It’s the (bio)economy, stupid!
The future of growth and the promise of the bioeconomy
7th – 8th October 2020, Friedrich-Schiller-University Jena, Germany
The report
Programme
Presentations in the Workshop
Videos
Mario Giampietro, ICREA Research Professor, Institute of Environmental Science and Technology (ICTA) at the Universitat Autònoma de Barcelona: “The policy legend of the circular bioeconomy: A biophysical view of the sustainability predicament”, online lecture, October 7th, 2020. Moderation: Anne Tittor
Daniela Thrän, UFZ Helmholtz Centre for Environmental Research Leipzig, 2012-2019 member of the German Bioeconomy Council: “Bioeconomy’s Contribution to Economic Growth”, online keynote speech, October 8th, 2020. Moderation: Dennis Eversberg.
What was the workshop about?
The dominant narrative of the ongoing debates on the bioeconomy paints the picture of a future economy based on renewable energies and biological resources that will both deliver ‘green’ economic growth and enable modern societies to phase out fossil fuels and build a sustainable future. But are these promises of a ‘bio-based’ renewed cycle of accumulation and growth warranted? Can growth-based economies really be made sustainable and globally just based on bioeconomic materials and resources? Does the bioeconomy enable a defossilization of economic activity and a decoupling of environmental throughput and GDP? Or would the transformation of modern societies toward post-fossil, bio-based economic activities involve an overcoming of unlimited economic growth? Finally, what can critical debates about the bioeconomy and discussions on sustainable growth, green growth and degrowth learn from each other?

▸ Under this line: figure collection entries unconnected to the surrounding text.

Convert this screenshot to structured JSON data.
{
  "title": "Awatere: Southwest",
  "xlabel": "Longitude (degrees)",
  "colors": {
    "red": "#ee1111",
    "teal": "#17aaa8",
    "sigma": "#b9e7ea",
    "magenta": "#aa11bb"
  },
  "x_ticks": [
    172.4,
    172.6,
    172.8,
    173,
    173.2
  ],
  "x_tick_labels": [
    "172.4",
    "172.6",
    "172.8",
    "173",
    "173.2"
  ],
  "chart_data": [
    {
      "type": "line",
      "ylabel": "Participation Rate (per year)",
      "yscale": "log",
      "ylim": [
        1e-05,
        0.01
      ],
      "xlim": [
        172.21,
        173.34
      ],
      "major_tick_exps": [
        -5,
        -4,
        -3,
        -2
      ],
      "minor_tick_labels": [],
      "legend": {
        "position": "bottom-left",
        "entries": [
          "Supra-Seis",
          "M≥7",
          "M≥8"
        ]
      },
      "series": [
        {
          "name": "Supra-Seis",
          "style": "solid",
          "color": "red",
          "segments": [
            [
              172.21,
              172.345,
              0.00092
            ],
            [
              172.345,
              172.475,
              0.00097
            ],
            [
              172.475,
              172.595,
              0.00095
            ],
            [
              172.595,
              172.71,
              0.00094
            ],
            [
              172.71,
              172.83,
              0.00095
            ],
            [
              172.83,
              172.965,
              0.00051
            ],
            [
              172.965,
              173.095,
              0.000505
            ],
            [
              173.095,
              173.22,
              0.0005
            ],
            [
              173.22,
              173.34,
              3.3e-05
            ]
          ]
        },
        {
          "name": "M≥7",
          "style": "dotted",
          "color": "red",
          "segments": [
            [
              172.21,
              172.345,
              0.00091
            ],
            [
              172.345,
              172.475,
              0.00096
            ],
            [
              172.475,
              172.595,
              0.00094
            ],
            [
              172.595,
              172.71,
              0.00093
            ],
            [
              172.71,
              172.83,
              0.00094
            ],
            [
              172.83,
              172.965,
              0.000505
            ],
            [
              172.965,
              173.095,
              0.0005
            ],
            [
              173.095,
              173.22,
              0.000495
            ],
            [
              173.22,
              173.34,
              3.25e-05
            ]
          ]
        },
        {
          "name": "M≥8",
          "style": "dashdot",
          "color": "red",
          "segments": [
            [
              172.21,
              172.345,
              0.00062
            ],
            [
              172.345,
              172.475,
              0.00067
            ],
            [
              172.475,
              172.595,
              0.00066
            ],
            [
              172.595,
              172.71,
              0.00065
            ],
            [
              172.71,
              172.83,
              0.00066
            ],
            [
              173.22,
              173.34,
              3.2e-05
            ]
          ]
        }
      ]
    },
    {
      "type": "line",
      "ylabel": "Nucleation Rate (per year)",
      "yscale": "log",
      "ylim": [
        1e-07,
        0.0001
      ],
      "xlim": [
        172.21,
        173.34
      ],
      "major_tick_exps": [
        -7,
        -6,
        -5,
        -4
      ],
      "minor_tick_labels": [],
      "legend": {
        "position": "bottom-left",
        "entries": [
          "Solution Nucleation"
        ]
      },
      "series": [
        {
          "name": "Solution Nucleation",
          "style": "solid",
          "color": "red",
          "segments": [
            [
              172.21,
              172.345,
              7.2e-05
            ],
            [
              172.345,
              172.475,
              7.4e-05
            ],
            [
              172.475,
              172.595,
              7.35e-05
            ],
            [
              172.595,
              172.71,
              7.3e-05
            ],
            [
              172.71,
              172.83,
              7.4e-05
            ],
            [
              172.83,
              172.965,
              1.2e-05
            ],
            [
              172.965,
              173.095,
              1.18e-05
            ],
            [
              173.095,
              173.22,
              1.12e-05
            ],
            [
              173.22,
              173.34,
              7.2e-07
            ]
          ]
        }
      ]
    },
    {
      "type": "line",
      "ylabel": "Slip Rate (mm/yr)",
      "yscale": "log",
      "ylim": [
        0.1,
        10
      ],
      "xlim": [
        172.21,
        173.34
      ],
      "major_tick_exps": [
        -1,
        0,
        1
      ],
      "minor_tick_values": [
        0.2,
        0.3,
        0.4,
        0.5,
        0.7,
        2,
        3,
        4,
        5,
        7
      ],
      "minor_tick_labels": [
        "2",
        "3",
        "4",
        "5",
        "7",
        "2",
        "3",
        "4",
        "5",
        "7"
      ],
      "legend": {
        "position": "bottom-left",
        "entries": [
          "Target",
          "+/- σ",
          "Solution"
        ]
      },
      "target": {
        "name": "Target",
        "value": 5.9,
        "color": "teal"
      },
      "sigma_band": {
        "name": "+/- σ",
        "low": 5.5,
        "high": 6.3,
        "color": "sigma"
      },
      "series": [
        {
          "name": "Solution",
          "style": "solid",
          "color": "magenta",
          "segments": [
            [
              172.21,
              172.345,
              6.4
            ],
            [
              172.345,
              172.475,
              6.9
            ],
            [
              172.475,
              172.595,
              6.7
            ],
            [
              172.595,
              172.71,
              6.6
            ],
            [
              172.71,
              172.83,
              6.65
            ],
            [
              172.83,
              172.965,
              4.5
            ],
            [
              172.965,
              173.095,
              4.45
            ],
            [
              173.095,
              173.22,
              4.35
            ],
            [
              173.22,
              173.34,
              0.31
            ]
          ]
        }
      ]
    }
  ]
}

While fossil-fuelled economies run on a constantly accelerating linear throughput of extracted fossil resources, bio-based economies rely on materials whose availability is subject to biophysical limits and cyclical regenerative processes that cannot be expanded and accelerated at will. It is uncertain whether the accumulation of ever-increasing amounts of energy and goods can continue in an economy based on renewable resources. Any break with the logics of accumulation, extraction and expansion is likely to entail new distributional conflicts, but it may also be a starting point for a fundamental transformation of modern societies: The social organization of work and care activities, consumption patterns and people’s mindsets might change, or it might become clear that they need to change. In a similar vein, political actors and strategies often claim that the bioeconomy will bring far-reaching change – the EU’s bioeconomy strategy anticipates ‘rapid, concerted and sustained changes in lifestyle and resource use that cut across all levels of society and the economy’. At the same time, the concrete actions of key players in politics, science and industry seem to assume that the bioeconomy will allow them to continue with business as usual and avoid a turn away from the growth paradigm.
The aim of our workshop was to discuss the relationships between the bioeconomy and economic growth from a multidisciplinary and global perspective. We wanted to foster an exchange between debates on the ecological and social implications of the bioeconomy and critical debates on sustainable growth, green growth and degrowth.